Untreated meniscal tears, including macerated tissue tearing, has been reported to be a known risk factor for the development of arthritis over a 2-1/2 year time, with an almost 5 times increased risk of arthritis. In addition, a total meniscectomy increases the risk of arthritis by 14 times at 21 years postoperation and a partial meniscectomy increases the risk of arthritis by 4 times 16 years after surgery.
It is also known that patients who have a meniscectomy have gait mechanics that are altered because of the lack of meniscal support. Patients who have undergone partial medial meniscectomies have been reported to have increases in external rotation in walking which can overload the cartilage. These small increases in rotation may result in the thinner cartilage, which is not adapted to receiving as much force, being the main source of joint loading over time and could lead to the further progression of arthritis in these patients. In addition to these structural changes after a meniscectomy, knee motion also is consistently decreased in operative versus contralateral limbs. Thus, early physical therapy to restore motion is an important portion of the patient’s postoperative rehabilitation. In addition, it is important to recognize that the small alterations and joint kinematics can over time have large effects on the cartilage and lead to arthritis.
It is assumed that in addition to loss of mechanical function and shock absorption from the meniscus tear, inflammation develops in the joint after an injury. The inflammatory response often will set off cytokines, specifically interleukin-1 and tumor necrosis factor alpha (TNF –alpha), which can lead to the development of cartilage wear and breakdown. In addition to meniscal damage after traumatic injury, it is known that obesity or aging (or both), can also result in increased inflammatory cytokines in the knee joint over time. Thus, a means to slow down this increased systemic inflammation should be indicated.

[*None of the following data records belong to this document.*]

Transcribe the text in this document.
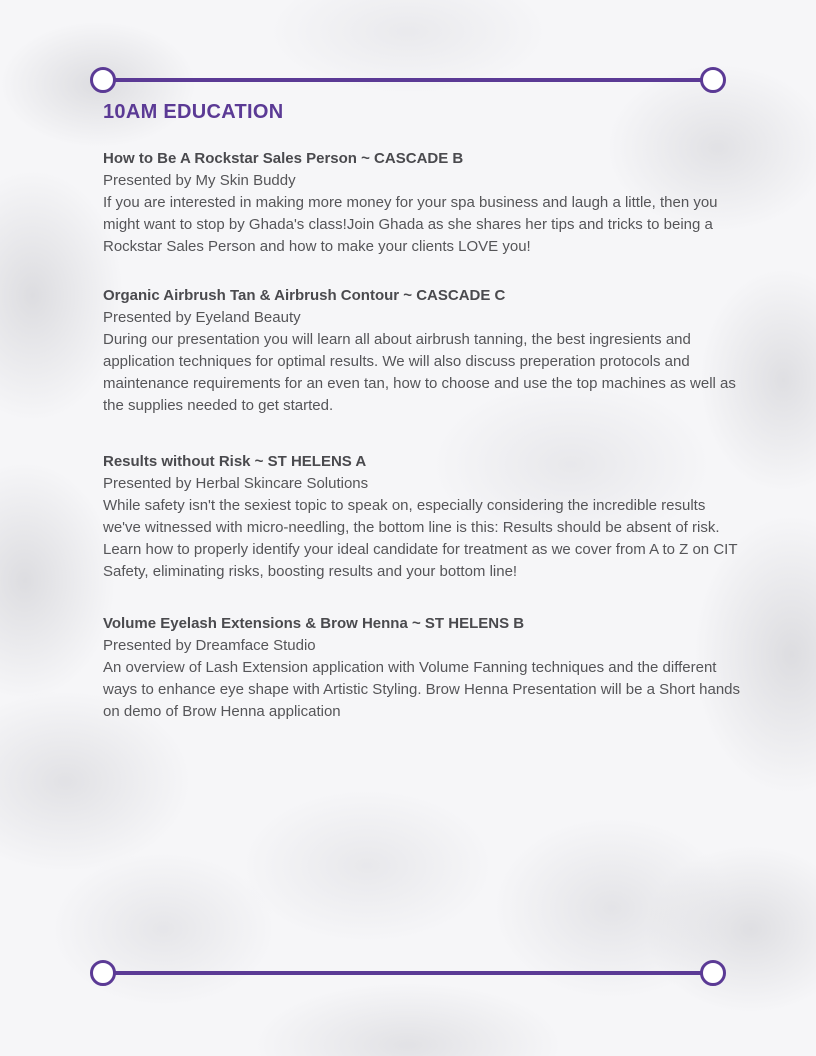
10AM EDUCATION
How to Be A Rockstar Sales Person ~ CASCADE B
Presented by My Skin Buddy

If you are interested in making more money for your spa business and laugh a little, then you might want to stop by Ghada's class!Join Ghada as she shares her tips and tricks to being a Rockstar Sales Person and how to make your clients LOVE you!

Organic Airbrush Tan & Airbrush Contour ~ CASCADE C
Presented by Eyeland Beauty

During our presentation you will learn all about airbrush tanning, the best ingresients and application techniques for optimal results. We will also discuss preperation protocols and maintenance requirements for an even tan, how to choose and use the top machines as well as the supplies needed to get started.

Results without Risk ~ ST HELENS A
Presented by Herbal Skincare Solutions

While safety isn't the sexiest topic to speak on, especially considering the incredible results we've witnessed with micro-needling, the bottom line is this: Results should be absent of risk. Learn how to properly identify your ideal candidate for treatment as we cover from A to Z on CIT Safety, eliminating risks, boosting results and your bottom line!

Volume Eyelash Extensions & Brow Henna ~ ST HELENS B
Presented by Dreamface Studio

An overview of Lash Extension application with Volume Fanning techniques and the different ways to enhance eye shape with Artistic Styling. Brow Henna Presentation will be a Short hands on demo of Brow Henna application
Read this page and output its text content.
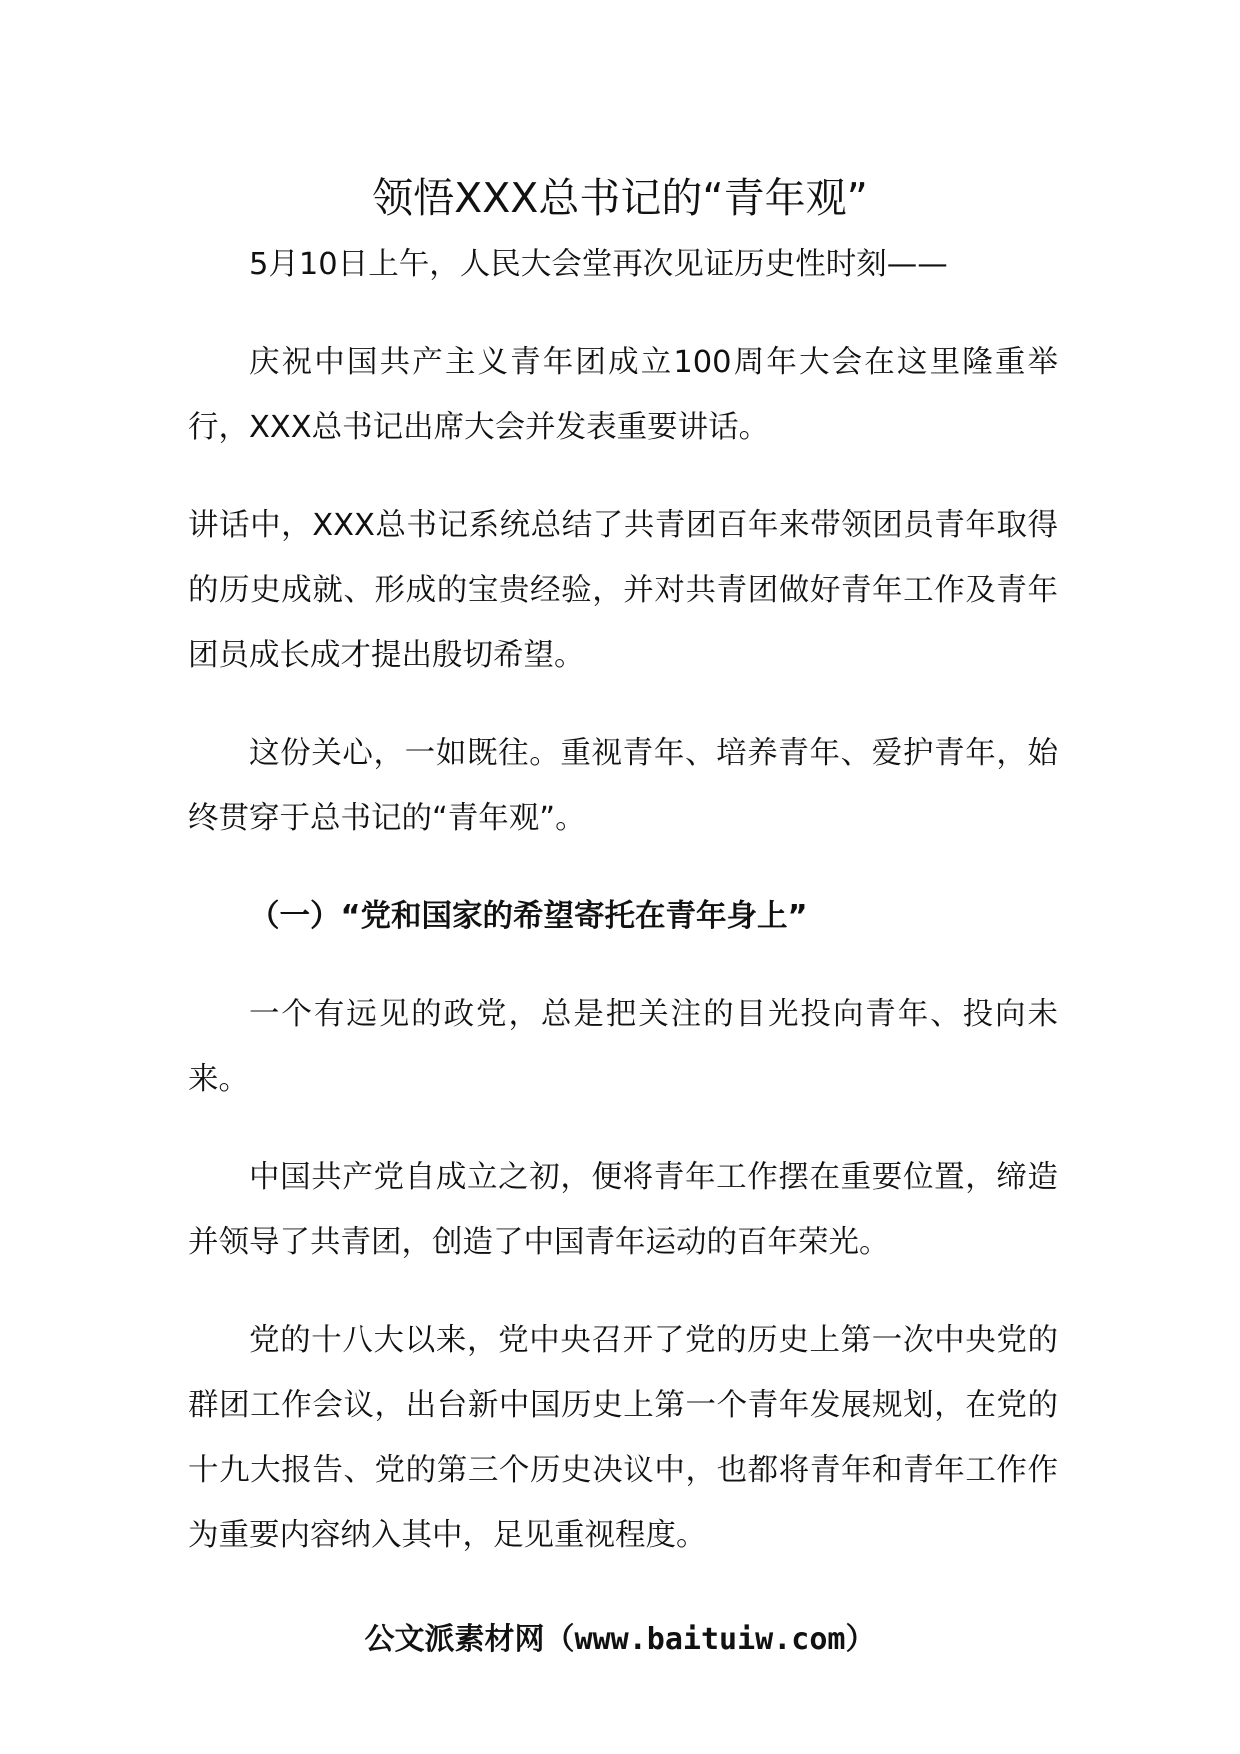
领悟XXX总书记的“青年观”

5月10日上午，人民大会堂再次见证历史性时刻——

庆祝中国共产主义青年团成立100周年大会在这里隆重举行，XXX总书记出席大会并发表重要讲话。

讲话中，XXX总书记系统总结了共青团百年来带领团员青年取得的历史成就、形成的宝贵经验，并对共青团做好青年工作及青年团员成长成才提出殷切希望。

这份关心，一如既往。重视青年、培养青年、爱护青年，始终贯穿于总书记的“青年观”。

（一）“党和国家的希望寄托在青年身上”

一个有远见的政党，总是把关注的目光投向青年、投向未来。

中国共产党自成立之初，便将青年工作摆在重要位置，缔造并领导了共青团，创造了中国青年运动的百年荣光。

党的十八大以来，党中央召开了党的历史上第一次中央党的群团工作会议，出台新中国历史上第一个青年发展规划，在党的十九大报告、党的第三个历史决议中，也都将青年和青年工作作为重要内容纳入其中，足见重视程度。

公文派素材网（www.baituiw.com）
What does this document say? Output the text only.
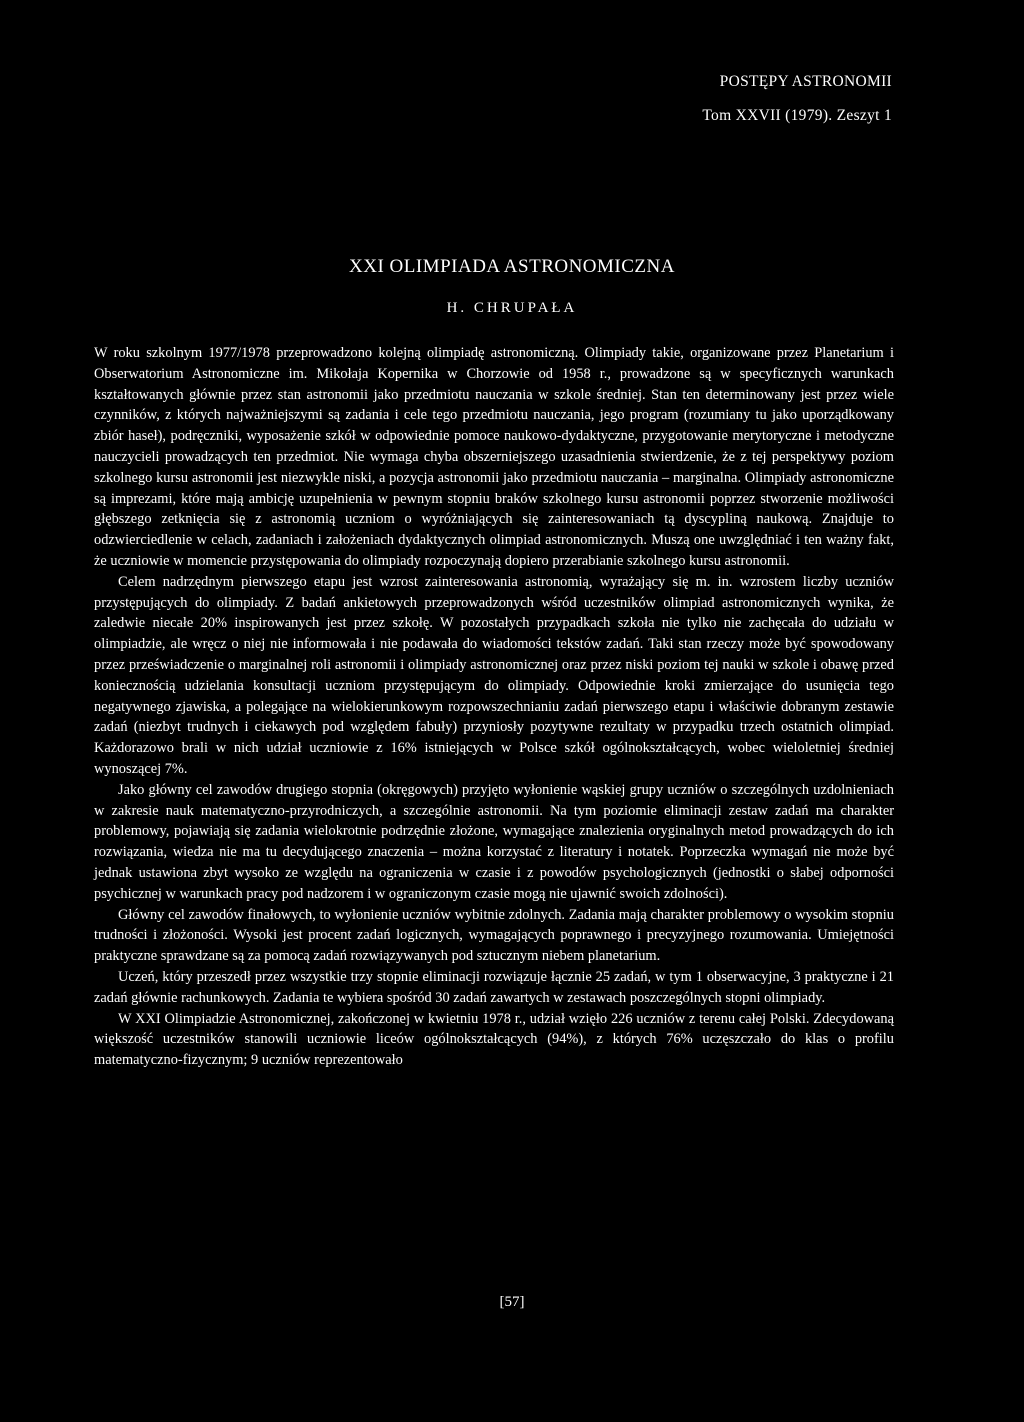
POSTĘPY ASTRONOMII
Tom XXVII (1979). Zeszyt 1
XXI OLIMPIADA ASTRONOMICZNA
H. CHRUPAŁA

W roku szkolnym 1977/1978 przeprowadzono kolejną olimpiadę astronomiczną. Olimpiady takie, organizowane przez Planetarium i Obserwatorium Astronomiczne im. Mikołaja Kopernika w Chorzowie od 1958 r., prowadzone są w specyficznych warunkach kształtowanych głównie przez stan astronomii jako przedmiotu nauczania w szkole średniej. Stan ten determinowany jest przez wiele czynników, z których najważniejszymi są zadania i cele tego przedmiotu nauczania, jego program (rozumiany tu jako uporządkowany zbiór haseł), podręczniki, wyposażenie szkół w odpowiednie pomoce naukowo-dydaktyczne, przygotowanie merytoryczne i metodyczne nauczycieli prowadzących ten przedmiot. Nie wymaga chyba obszerniejszego uzasadnienia stwierdzenie, że z tej perspektywy poziom szkolnego kursu astronomii jest niezwykle niski, a pozycja astronomii jako przedmiotu nauczania – marginalna. Olimpiady astronomiczne są imprezami, które mają ambicję uzupełnienia w pewnym stopniu braków szkolnego kursu astronomii poprzez stworzenie możliwości głębszego zetknięcia się z astronomią uczniom o wyróżniających się zainteresowaniach tą dyscypliną naukową. Znajduje to odzwierciedlenie w celach, zadaniach i założeniach dydaktycznych olimpiad astronomicznych. Muszą one uwzględniać i ten ważny fakt, że uczniowie w momencie przystępowania do olimpiady rozpoczynają dopiero przerabianie szkolnego kursu astronomii.

Celem nadrzędnym pierwszego etapu jest wzrost zainteresowania astronomią, wyrażający się m. in. wzrostem liczby uczniów przystępujących do olimpiady. Z badań ankietowych przeprowadzonych wśród uczestników olimpiad astronomicznych wynika, że zaledwie niecałe 20% inspirowanych jest przez szkołę. W pozostałych przypadkach szkoła nie tylko nie zachęcała do udziału w olimpiadzie, ale wręcz o niej nie informowała i nie podawała do wiadomości tekstów zadań. Taki stan rzeczy może być spowodowany przez przeświadczenie o marginalnej roli astronomii i olimpiady astronomicznej oraz przez niski poziom tej nauki w szkole i obawę przed koniecznością udzielania konsultacji uczniom przystępującym do olimpiady. Odpowiednie kroki zmierzające do usunięcia tego negatywnego zjawiska, a polegające na wielokierunkowym rozpowszechnianiu zadań pierwszego etapu i właściwie dobranym zestawie zadań (niezbyt trudnych i ciekawych pod względem fabuły) przyniosły pozytywne rezultaty w przypadku trzech ostatnich olimpiad. Każdorazowo brali w nich udział uczniowie z 16% istniejących w Polsce szkół ogólnokształcących, wobec wieloletniej średniej wynoszącej 7%.

Jako główny cel zawodów drugiego stopnia (okręgowych) przyjęto wyłonienie wąskiej grupy uczniów o szczególnych uzdolnieniach w zakresie nauk matematyczno-przyrodniczych, a szczególnie astronomii. Na tym poziomie eliminacji zestaw zadań ma charakter problemowy, pojawiają się zadania wielokrotnie podrzędnie złożone, wymagające znalezienia oryginalnych metod prowadzących do ich rozwiązania, wiedza nie ma tu decydującego znaczenia – można korzystać z literatury i notatek. Poprzeczka wymagań nie może być jednak ustawiona zbyt wysoko ze względu na ograniczenia w czasie i z powodów psychologicznych (jednostki o słabej odporności psychicznej w warunkach pracy pod nadzorem i w ograniczonym czasie mogą nie ujawnić swoich zdolności).

Główny cel zawodów finałowych, to wyłonienie uczniów wybitnie zdolnych. Zadania mają charakter problemowy o wysokim stopniu trudności i złożoności. Wysoki jest procent zadań logicznych, wymagających poprawnego i precyzyjnego rozumowania. Umiejętności praktyczne sprawdzane są za pomocą zadań rozwiązywanych pod sztucznym niebem planetarium.

Uczeń, który przeszedł przez wszystkie trzy stopnie eliminacji rozwiązuje łącznie 25 zadań, w tym 1 obserwacyjne, 3 praktyczne i 21 zadań głównie rachunkowych. Zadania te wybiera spośród 30 zadań zawartych w zestawach poszczególnych stopni olimpiady.

W XXI Olimpiadzie Astronomicznej, zakończonej w kwietniu 1978 r., udział wzięło 226 uczniów z terenu całej Polski. Zdecydowaną większość uczestników stanowili uczniowie liceów ogólnokształcących (94%), z których 76% uczęszczało do klas o profilu matematyczno-fizycznym; 9 uczniów reprezentowało

[57]
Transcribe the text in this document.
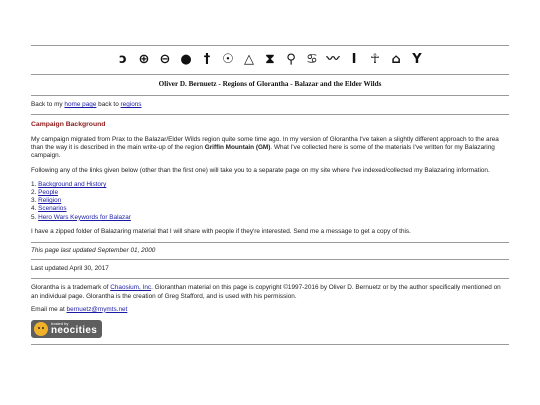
ↄ ⊕ ⊖ ● † ☉ △ ⧗ ⚲ ♋ 〰 Ⅰ	☥ ⌂ Y
Oliver D. Bernuetz - Regions of Glorantha - Balazar and the Elder Wilds
Back to my home page back to regions
Campaign Background

My campaign migrated from Prax to the Balazar/Elder Wilds region quite some time ago. In my version of Glorantha I've taken a slightly different approach to the area than the way it is described in the main write-up of the region Griffin Mountain (GM). What I've collected here is some of the materials I've written for my Balazaring campaign.

Following any of the links given below (other than the first one) will take you to a separate page on my site where I've indexed/collected my Balazaring information.

1. Background and History
2. People
3. Religion
4. Scenarios
5. Hero Wars Keywords for Balazar

I have a zipped folder of Balazaring material that I will share with people if they're interested. Send me a message to get a copy of this.

This page last updated September 01, 2000
Last updated April 30, 2017

Glorantha is a trademark of Chaosium, Inc. Gloranthan material on this page is copyright ©1997-2016 by Oliver D. Bernuetz or by the author specifically mentioned on an individual page. Glorantha is the creation of Greg Stafford, and is used with his permission.

Email me at bernuetz@mymts.net

hosted by
neocities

In addition to the local effects on the cartilage of inflammatory cytokines causing cartilage wear, it is also important to recognize that the acute inflammation can lead to increased pain. Pain can also result in modification of the patient’s gait, which can change the load pattern and lead to further cartilage wear. In addition, it is well recognized that a patient with a varus knee alignment will have greater medial cartilage overload and the same is true for the valgus aligned knee having more lateral cartilage overload after a meniscus resection in the same (ipsilateral) compartment. Thus, losing the meniscus and the affected compartment when one has a joint malalignment will cause the cartilage to wear out even faster over time. It is important to recognize it is not just a surgical meniscectomy that can cause these changes. Meniscal damage without a meniscectomy can still lead to significant changes in the location and amount of load the articular cartilage which can lead to arthritis. Thus, it is important to judge if a patient has pain, which can lead to changes in gait mechanics and muscle strength, as an important indication to proceed with a meniscectomy to slow down the progression of arthritis, even if it is a degenerative tear.